En una sociedad como la nuestra, con una legislación en materia de discapacidad a la vanguardia, ¿cuáles son los grandes desafíos del movimiento asociativo? 

Siempre se puede avanzar en la creación de espacios de libertad y autogobierno, y desde luego una legislación avanzada en ninguna materia asegura los mejores resultados. Hay que desarrollar programas acordes con esa legislación, adjudicar presupuestos, informar sobre las posibilidades al colectivo, etc. Y al margen de todo esto, en relación con el propio movimiento asociativo, tengo que señalar que la mayoría de las personas con las que tuve la oportunidad de conversar para mi investigación, algunas de ellas muy implicadas en aquellas asociaciones de personas con discapacidad, se lamentan hoy de la escasa implicación de las nuevas generaciones en las asociaciones en las que participan. Esto, por supuesto, puede ser fruto de impresiones subjetivas, y habría que analizar los datos extraídos con otro tipo de estudios. Pero tengo la sensación de que, como en la sociedad en su conjunto, no vivimos momentos de especial motivación política, o más particularmente de implicación en los movimientos sociales, incluido por supuesto el movimiento de personas con discapacidad. Con todo, y sin ánimo de ser derrotista, siempre hay necesidad de avanzar y no retroceder en los derechos adquiridos, y en este sentido el camino hacia una vida independiente y plena es sin duda el mayor objetivo a perseguir.    

¿Cómo es «ese nuevo sujeto naciente» a su juicio?

Tengo que admitir que siento una profunda admiración por todas esas personas, hombres y mujeres, con las que tuve la oportunidad de conversar mientras desarrollaba la investigación para el libro La invención de la discapacidad. Nacidos entre 1938 y 1967, como personas con discapacidad, sufrieron en muchas ocasiones la estigmatización y la exclusión social, y vieron a menudo frustradas sus aspiraciones vitales.

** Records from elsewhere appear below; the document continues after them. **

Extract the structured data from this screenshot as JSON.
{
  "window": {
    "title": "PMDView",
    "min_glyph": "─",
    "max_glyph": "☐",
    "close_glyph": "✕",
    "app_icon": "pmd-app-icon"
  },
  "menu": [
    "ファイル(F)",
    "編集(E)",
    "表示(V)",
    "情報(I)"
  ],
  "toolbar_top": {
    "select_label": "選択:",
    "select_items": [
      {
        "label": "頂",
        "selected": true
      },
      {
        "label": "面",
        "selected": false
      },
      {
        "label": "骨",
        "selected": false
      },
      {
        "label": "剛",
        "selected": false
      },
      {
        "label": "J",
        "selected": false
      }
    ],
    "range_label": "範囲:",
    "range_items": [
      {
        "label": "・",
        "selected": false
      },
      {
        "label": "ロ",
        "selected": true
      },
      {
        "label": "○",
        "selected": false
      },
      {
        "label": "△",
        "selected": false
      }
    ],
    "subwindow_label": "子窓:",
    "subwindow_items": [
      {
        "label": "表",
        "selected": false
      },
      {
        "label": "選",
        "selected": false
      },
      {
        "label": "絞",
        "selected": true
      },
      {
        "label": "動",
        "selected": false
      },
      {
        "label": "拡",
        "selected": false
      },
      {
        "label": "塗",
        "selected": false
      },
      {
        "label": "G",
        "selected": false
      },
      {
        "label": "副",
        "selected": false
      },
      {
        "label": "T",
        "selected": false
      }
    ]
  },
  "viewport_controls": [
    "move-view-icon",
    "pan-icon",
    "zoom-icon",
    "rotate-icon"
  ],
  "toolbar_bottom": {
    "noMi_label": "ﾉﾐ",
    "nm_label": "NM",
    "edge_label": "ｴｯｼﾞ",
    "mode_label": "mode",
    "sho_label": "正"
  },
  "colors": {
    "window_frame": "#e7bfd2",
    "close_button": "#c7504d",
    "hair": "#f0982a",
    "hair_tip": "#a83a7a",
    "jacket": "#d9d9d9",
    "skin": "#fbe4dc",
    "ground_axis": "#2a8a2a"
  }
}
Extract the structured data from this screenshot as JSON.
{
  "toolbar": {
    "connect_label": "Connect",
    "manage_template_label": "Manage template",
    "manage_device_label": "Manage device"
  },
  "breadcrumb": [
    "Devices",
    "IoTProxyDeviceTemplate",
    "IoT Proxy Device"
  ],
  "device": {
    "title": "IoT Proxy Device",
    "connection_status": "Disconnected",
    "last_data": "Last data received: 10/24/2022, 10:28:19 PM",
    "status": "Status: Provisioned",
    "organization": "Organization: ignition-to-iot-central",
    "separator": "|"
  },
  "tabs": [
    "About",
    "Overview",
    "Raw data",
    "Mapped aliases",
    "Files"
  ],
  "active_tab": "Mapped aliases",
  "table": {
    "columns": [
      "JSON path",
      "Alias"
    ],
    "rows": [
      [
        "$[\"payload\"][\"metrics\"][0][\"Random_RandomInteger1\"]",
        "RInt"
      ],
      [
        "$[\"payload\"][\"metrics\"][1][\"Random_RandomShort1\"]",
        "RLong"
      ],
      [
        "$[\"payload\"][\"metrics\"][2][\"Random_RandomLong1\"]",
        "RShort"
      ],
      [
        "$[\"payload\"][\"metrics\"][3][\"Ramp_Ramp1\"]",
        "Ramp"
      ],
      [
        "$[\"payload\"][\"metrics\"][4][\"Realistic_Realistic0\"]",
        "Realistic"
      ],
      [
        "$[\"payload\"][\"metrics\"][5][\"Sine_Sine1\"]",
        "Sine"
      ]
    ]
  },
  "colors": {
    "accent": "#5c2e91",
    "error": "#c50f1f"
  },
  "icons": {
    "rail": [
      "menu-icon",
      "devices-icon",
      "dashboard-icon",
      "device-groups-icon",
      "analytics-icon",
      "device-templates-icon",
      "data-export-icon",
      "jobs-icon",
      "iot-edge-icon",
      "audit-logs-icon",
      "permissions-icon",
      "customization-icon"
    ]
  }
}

Resulta muy difícil hoy entender que a una persona se le negase alcanzar su vocación de maestro simplemente porque tenía una discapacidad física, o que a una niña se le dijese que debía renunciar a sus posibles anhelos de maternidad porque era coja. En otro caso, una niña con secuelas de la poliomielitis tuvo que escuchar cómo una vecina le decía a su madre que «ojalá hubiese muerto, la pobrecita», refiriéndose a ella. O que un muchacho tuviera que permanecer escondido en la casa de sus padres tras sufrir un accidente de moto que le ocasionó una paraplejía, y de la que sólo pudo salir cuando fue casi «secuestrado» por algunos miembros de una asociación, quienes le mostraron que otra vida era posible. Ese es el nuevo sujeto que nació en España en aquellas últimas décadas del siglo XX, protagonistas todos y todas de una auténtica liberación que les permitió, a ellos y a quienes vinieron después, imaginar nuevas formas de pensarse a sí mismos, el lugar que ocupaban en la sociedad, y el mundo en el que podían vivir. Se constituyeron como sujetos éticos de sus acciones, implicados en el movimiento de personas con discapacidad, pero también en partidos políticos o en cargos de responsabilidad pública, empresarios o simples trabajadores. Lo que todo ello suponía, en efecto, era que la deficiencia, física en este caso, no era ya el elemento definitorio de sus existencias, la condición que les separaba del resto, que les desposeía de su condición de humanos. Las personas con discapacidad habían adquirido por fin un espacio en el que pensarse a sí mismas en un mundo que también les pertenecía, en el que podían relacionarse como iguales con los demás, en el que podían imaginar nuevas formas de subjetividad e identidades singulares. Ese era, precisamente, aquel nuevo sujeto.